Drupal 7 and 8 approach
In Drupal 7, the dual session situation is handled with two session IDs on a single record in the sessions table, one ID each for the insecure and secure sessions. Inherent to this design, the session data is automatically shared between the sessions. The cookie for the secure ID is only transmitted over a secure connection. To further address the problem of session hijacking, the session IDs are regenerated when the visitor switches to secure mode (referred to as a "step up").

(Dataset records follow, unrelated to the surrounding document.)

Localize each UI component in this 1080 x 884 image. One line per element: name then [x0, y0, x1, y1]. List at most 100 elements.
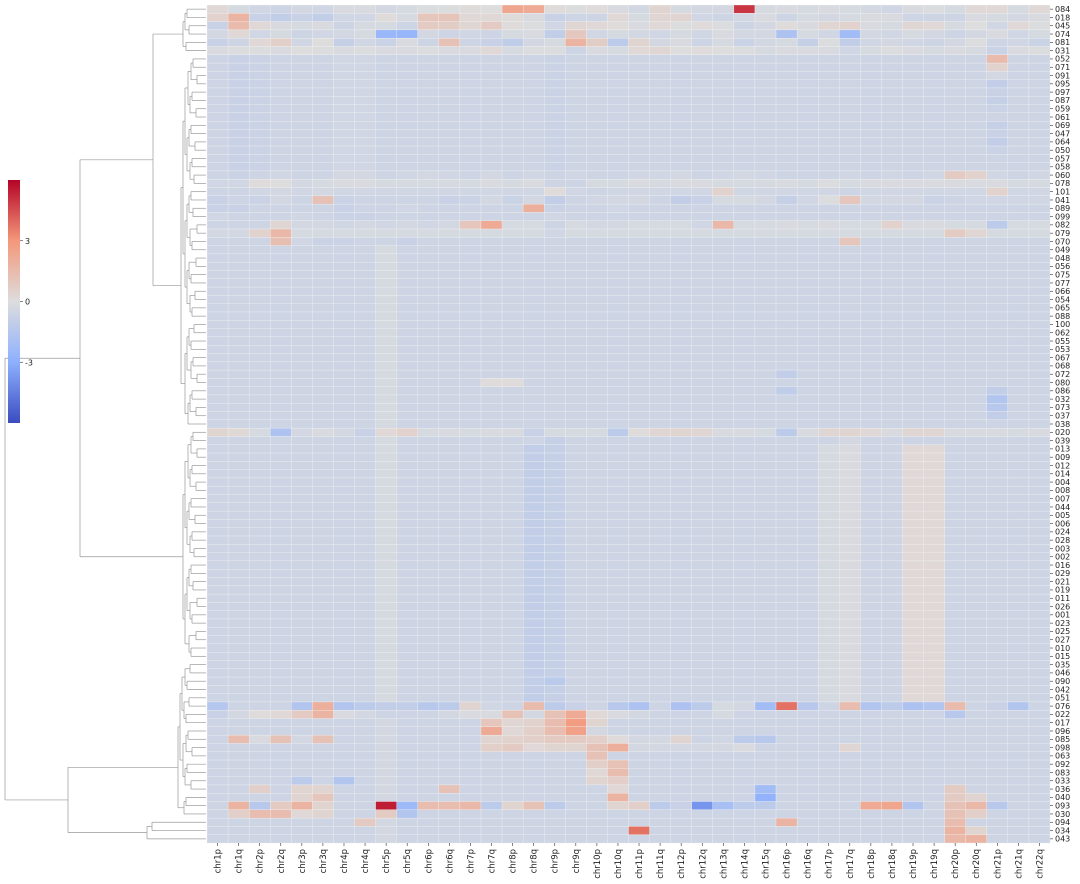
heatmap-cell-028-chr20q — [965, 535, 988, 545]
heatmap-cell-090-chr21p — [986, 676, 1009, 686]
heatmap-cell-041-chr16p — [775, 195, 798, 205]
heatmap-cell-062-chr5q — [396, 328, 418, 338]
heatmap-cell-089-chr16q — [796, 203, 819, 213]
heatmap-cell-073-chr6q — [438, 403, 461, 412]
heatmap-cell-071-chr18q — [881, 62, 903, 72]
heatmap-cell-043-chr6q — [438, 834, 461, 844]
heatmap-cell-089-chr22q — [1028, 203, 1051, 213]
heatmap-cell-049-chr21q — [1007, 245, 1030, 255]
heatmap-cell-094-chr11p — [628, 817, 650, 827]
heatmap-cell-067-chr3p — [291, 353, 313, 363]
heatmap-cell-001-chr18q — [881, 610, 903, 620]
heatmap-cell-090-chr14q — [733, 676, 756, 686]
heatmap-cell-023-chr17q — [839, 618, 861, 628]
heatmap-cell-032-chr17q — [839, 394, 861, 404]
heatmap-cell-025-chr18q — [881, 627, 903, 636]
heatmap-cell-071-chr11q — [649, 62, 671, 72]
heatmap-cell-034-chr12q — [691, 826, 714, 835]
heatmap-cell-090-chr9p — [544, 676, 566, 686]
heatmap-cell-085-chr22q — [1028, 734, 1051, 744]
heatmap-cell-086-chr18q — [881, 386, 903, 396]
heatmap-cell-024-chr10p — [586, 527, 608, 537]
heatmap-cell-069-chr5p — [375, 120, 397, 130]
heatmap-cell-063-chr19q — [923, 751, 945, 761]
heatmap-cell-074-chr6p — [417, 29, 440, 39]
heatmap-cell-097-chr16q — [796, 87, 819, 97]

However, even the Drupal 7 and 8 implementation has some flaws such as:
- after a user switches several times between HTTP and HTTPS, they end with "multiple" entries in the sessions table
- does not address security concerns with a step down from HTTPS to HTTP
These concerns are discussed in these issues:
A Drupal 6 solution
Out of all this, I created the Mixed Session module for Drupal 6 that:
- (AFAIK) securely implements mixed sessions
- regenerates session IDs on step up and step down
- preserves session data between session modes
- provides configurable rules for redirecting page requests to secure or insecure mode
- provides a configuration switch to stay secure once having entered secure mode
- includes a core patch to back-port the Drupal 7 dual session ID approach
- incorporates concepts mentioned in the issues referenced above
- transmits the secure ID only when in secure mode
- regenerates the insecure session ID when switching to of from secure mode
- implements four types of redirect rules to enter and exit secure mode
Redirect rules are available for:
- overall: never redirect, always redirect, or redirect based on rules below
- content: if the page includes a particular form (e.g. a login block)
- path: the request URL
- user state: anonymous or authenticated
The module also declares two API hooks through which a developer can incorporate more complex redirect rules.
With this module you can easily handle the client situation mentioned at the outset. You can also handle other configurations, such as:
- redirecting site administrators to view all site content in secure mode using HTTPS connections
- redirecting authenticated shoppers to secure mode when viewing their account pages.